Ao outro dia de manhã, quando contaram o sucedido ao filho, este pôs-se a cismar no que a velha lhe tinha dito, mas não contou nada aos pais. Tomando a refeição da manhã, pegaram nas enxadas e dirigiram-se para as Quadrelas, a trabalhar o pouco terreno que ali possuíam. Único sítio de onde tiravam sustento para a casa.
Andavam entretidos na faina de lavrar o terreno, quando do meio de umas pedras saltou uma cobra que se enroscou na garganta do arado.
Refazendo-se do susto, preparavam-se para afastar o réptil com um pau, quando repararam estupefactos que este tinha desaparecido.
Continuando a faina, o rapaz encontrou no meio de um rego um cordão com uma medalha de ouro, mostrando-o de imediato ao pai.
Este, ao ver tão valiosa peça, disse que era para a filha.
Foi então que o rapaz ouviu a voz da velha, dizendo-lhe:
- Lembra-te do que te recomendei!
Não te atrevas a dar o cordão à tua irmã. Põem-no ao pescoço da tua cadela e verás o que acontece.
O rapaz contou ao pai o que a misteriosa voz lhe tinha dito. Deixando o trabalho, regressaram a casa e seguiram o conselho da velha. Chamando a cadela, puseram-lhe o cordão ao pescoço e qual não foi o seu espanto ao verificarem que o pobre animal tinha desaparecido.

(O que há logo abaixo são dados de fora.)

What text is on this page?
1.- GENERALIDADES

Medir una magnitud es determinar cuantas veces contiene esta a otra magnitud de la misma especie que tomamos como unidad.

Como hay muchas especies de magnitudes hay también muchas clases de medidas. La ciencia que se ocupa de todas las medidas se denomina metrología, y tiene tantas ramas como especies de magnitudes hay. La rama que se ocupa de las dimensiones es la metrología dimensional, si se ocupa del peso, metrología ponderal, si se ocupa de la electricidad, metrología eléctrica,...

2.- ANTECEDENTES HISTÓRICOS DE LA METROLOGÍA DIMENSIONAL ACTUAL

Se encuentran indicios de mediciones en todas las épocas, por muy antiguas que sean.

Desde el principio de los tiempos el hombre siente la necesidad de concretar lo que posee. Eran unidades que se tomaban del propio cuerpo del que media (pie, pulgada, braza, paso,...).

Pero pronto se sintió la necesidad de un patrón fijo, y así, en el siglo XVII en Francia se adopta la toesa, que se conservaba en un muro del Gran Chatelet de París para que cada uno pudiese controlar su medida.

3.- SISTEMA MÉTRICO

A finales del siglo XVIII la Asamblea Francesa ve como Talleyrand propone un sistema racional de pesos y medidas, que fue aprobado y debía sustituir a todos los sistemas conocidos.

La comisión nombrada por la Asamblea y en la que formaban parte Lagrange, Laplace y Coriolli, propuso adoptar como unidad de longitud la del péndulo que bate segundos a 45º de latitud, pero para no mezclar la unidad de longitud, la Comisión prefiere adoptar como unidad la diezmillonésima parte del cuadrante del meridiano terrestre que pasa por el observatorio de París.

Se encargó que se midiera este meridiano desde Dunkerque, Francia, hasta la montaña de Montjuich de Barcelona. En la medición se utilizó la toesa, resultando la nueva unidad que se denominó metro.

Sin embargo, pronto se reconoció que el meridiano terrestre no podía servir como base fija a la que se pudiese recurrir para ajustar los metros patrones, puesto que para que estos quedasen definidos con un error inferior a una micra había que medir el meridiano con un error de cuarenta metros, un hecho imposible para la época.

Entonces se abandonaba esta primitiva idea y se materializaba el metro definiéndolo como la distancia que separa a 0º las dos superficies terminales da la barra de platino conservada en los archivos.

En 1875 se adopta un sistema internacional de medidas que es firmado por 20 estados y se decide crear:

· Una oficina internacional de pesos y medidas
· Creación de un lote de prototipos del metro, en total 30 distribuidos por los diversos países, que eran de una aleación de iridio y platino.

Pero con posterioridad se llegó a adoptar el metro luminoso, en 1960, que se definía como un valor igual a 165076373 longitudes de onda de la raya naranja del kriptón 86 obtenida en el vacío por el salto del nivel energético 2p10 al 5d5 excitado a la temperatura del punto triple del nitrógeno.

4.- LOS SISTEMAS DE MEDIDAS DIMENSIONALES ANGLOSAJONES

Atirando com o cordão para longe, compraram um terreno com o dinheiro que tinham achado e abandonaram o local maldito, que apesar de lhes ter permitido melhorar de vida, tantas preocupações lhes tinha dado. [aqui]
[2] A Ordem de Alcântara Nasceu em territórios que viriam depois a ser de Portugal, nas ribeiras do Rio Côa (Beira Alta), como Ordem de São Julião do Pereiro, instituída por D. Henrique, Conde de Portugal, em 1093.
Depois de sua conquista aos muçulmanos, a defesa da vila de Alcântara foi outorgada à Ordem de Calatrava em 1214, mas quatro anos mais tarde renunciaram à defesa. Então Afonso IX de Leão encomendou a defesa à recentemente formada ordem dos Cavaleiros de São Julião de Pereiro em troca de certa dependência de filiação com respeito à ordem de Calatrava, daí que adotassem também a regra de Cister. A raíz do estabelecimento de sua sede central na vila recebida, o primitivo nome de "ordem de São Julião"' foi desaparecendo paulatinamente, até que em 1253 seus mestres se intitulavam “mestres da ordem de Alcântara”, ficando reduzida San Julián del Pereiro a ser uma simples comenda da ordem. [aqui]
[3] A localidade de Pereiro fica localizada no concelho de Pinhel e distrito da Guarda. Existe quem defenda que a sede da Ordem ficaria, ao invés, a pouco mais de 50 quilómetros de Ciudad Rodrigo [Salamanca, Castilla y León], entre a Reigada [Figueira de Castelo Rodrigo, Guarda] e Cinco Vilas [Idem].